Before I arrived in Shanghai, it struck me that there would probably be a slight difference between Western fashion trends and those in China. These days it is hard to pinpoint geographical distinctions in trends... what people wear in London for example is just as varied as what people wear here in Shanghai. The main difference I have noticed is that people make so much more effort with their appearance here; from their eyebrows to their nails, no expense is spared when it comes to looking good! Here's a rundown of some of my observations while out and about on the streets of Shanghai.

Personal Grooming

+ Manicures are mandatory here - there's a nail salon on every corner of my area with a glittering array of choices. Glitter spangles? Snoopy? 3D ceramic flowers? They will cater for the craziest ideas here, and you it's entirely possible to have enough scope to change your nails every day for the rest of your life! I got some acrylic nails painted a mean black shade this week, for just 80 kuai, but was tempted by the idea of those 3D ceramic flowers just because they are so different! Thankfully my nail artist got preoccupied with her friends' wig (she left me alone for half an hour!) so i cut short our session and made a swift exit!
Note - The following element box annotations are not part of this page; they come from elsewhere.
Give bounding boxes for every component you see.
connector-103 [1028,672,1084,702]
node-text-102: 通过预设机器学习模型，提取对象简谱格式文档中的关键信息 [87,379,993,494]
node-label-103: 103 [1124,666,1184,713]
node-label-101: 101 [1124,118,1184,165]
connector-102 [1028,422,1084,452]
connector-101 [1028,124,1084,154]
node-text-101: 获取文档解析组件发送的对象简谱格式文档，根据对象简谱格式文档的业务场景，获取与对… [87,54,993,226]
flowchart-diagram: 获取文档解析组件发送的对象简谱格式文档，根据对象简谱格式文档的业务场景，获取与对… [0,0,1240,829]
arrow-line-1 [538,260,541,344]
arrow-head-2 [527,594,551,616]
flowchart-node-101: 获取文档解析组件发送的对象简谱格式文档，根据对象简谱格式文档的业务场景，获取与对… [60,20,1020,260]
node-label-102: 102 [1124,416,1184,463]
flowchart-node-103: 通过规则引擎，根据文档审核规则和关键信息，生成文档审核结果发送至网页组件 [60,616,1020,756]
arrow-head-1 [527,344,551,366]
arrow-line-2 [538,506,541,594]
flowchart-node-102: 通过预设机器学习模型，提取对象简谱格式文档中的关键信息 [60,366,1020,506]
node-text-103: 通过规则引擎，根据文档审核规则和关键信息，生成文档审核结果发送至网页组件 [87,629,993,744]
+ Tattooed Make-Up. I have only just started to notice how so many Chinese women I see every day have shaved their eyebrows off and have tattoos instead. Eyebrow shape plays a surprisingly large role in the harmony of your face, so once you've found the most flattering shape it makes sense to have it permanently!

Clothes

+ Luxury Brands. There seems to be a massive obsession with brands here in Shanghai. Whether the majority of bags hanging off young women's shoulders here are fake or real remains to be seen though! While it is obviously a clear status symbol, the motto 'money can't buy you taste' holds true from time to time... I have seen so many beautiful outfits ruined by one of those disgusting fake Lousi Vuitton multi-coloured logo bags that Vanessa Feltz used to sport circa-2000!

+ Wearing evening wear during the day. I love how a lot of Shanghainese Fashionistas wear expensive looking silky evening dresses to work, but dress them down with a plain polo-neck jumper and work a layered look with cardigans and gilets. Not only does this increase the potential of your wardrobe, it's an idea that can save you from the boredom of the blouse and black trousers look!

+ Co-ordinating your outfit with your boyfriend's. Another quirky phenomenon I've noticed as I go about my daily business involves couples wearing the same t-shirt to profess their relationship status and bond with each other. This one makes me laugh because it must be pretty funny phoning up your partner to discuss what t-shirt to wear!

Shoes

+ High-heels, high-heels and more high-heels. Get the picture? Even when I went to Suzhou's Humble Administrator's Garden the other weekend, the majority of Chinese women there sported sky-high heels and still undertook the task of navigating the cobbles and rocky paths. While I tend to shy away from wearing heels during the day because I am lazy, (and because it means leaving for work earlier due to my inability to walk in them!), the Chinese philosophy seems to dictate high-heels are required uniform.